Divorcing couples in Westerville go into their proceedings prepared to have to deal with a number of potentially sensitive issues; dividing up a 401(k) may not be one of them. The spouse contributing to the 401(k) (typically through their paycheck) often does not think such an account is a marital asset. Yet since the contributions made to a 401(k) during a marriage come from shared income, the court views them as such.

The contributing spouse may want to push to keep their 401(k), while the non-contributing spouse may want to use their portion to help them transition into their post-divorce life. These desires depend (of course) on what the law allows.
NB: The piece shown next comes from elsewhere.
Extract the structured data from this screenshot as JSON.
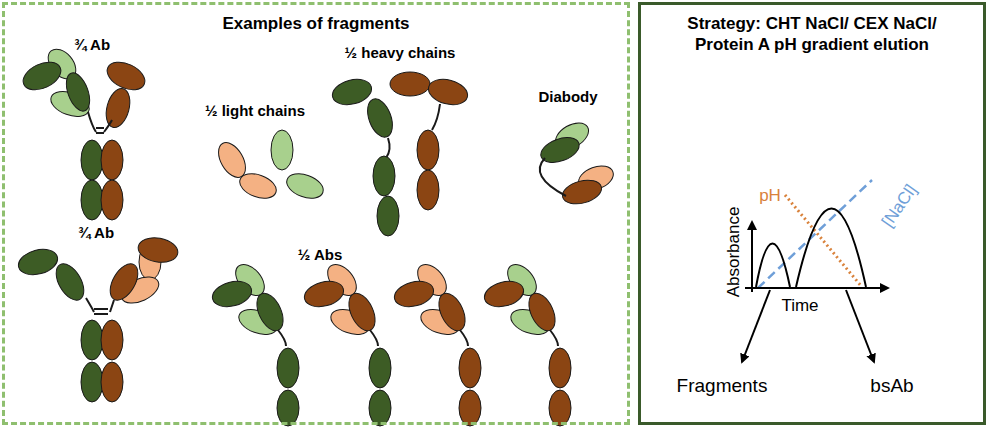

Cashing out a portion of a 401(k)

As to the question of whether one (or both) spouse can cash out their portion of a 401(k), many might automatically dismiss that as an option given that early withdrawals from a tax-deferred retirement account are typically discouraged (as doing so usually nets a 10% early withdrawal penalty). However, according to information shared by CNBC.com, a divorce is one of the few scenarios where one can make an early withdrawal from a 401(k) without incurring a penalty (whoever receives the disbursement must pay income taxes on the withdrawal, however).

Keeping the full 401(k)

One who wants to keep their full 401(k) can attempt to do so. The 401(k) Help Center says that by agreeing to relinquish their claim to another marital asset (of comparable value), one may be able to convince their ex-spouse to give up their interest in their 401(k). Doing this, however, might require that one give up more than they anticipated. This is because the court values 401(k) assets at their estimated future value (taking into account potential earned interest and investment gains).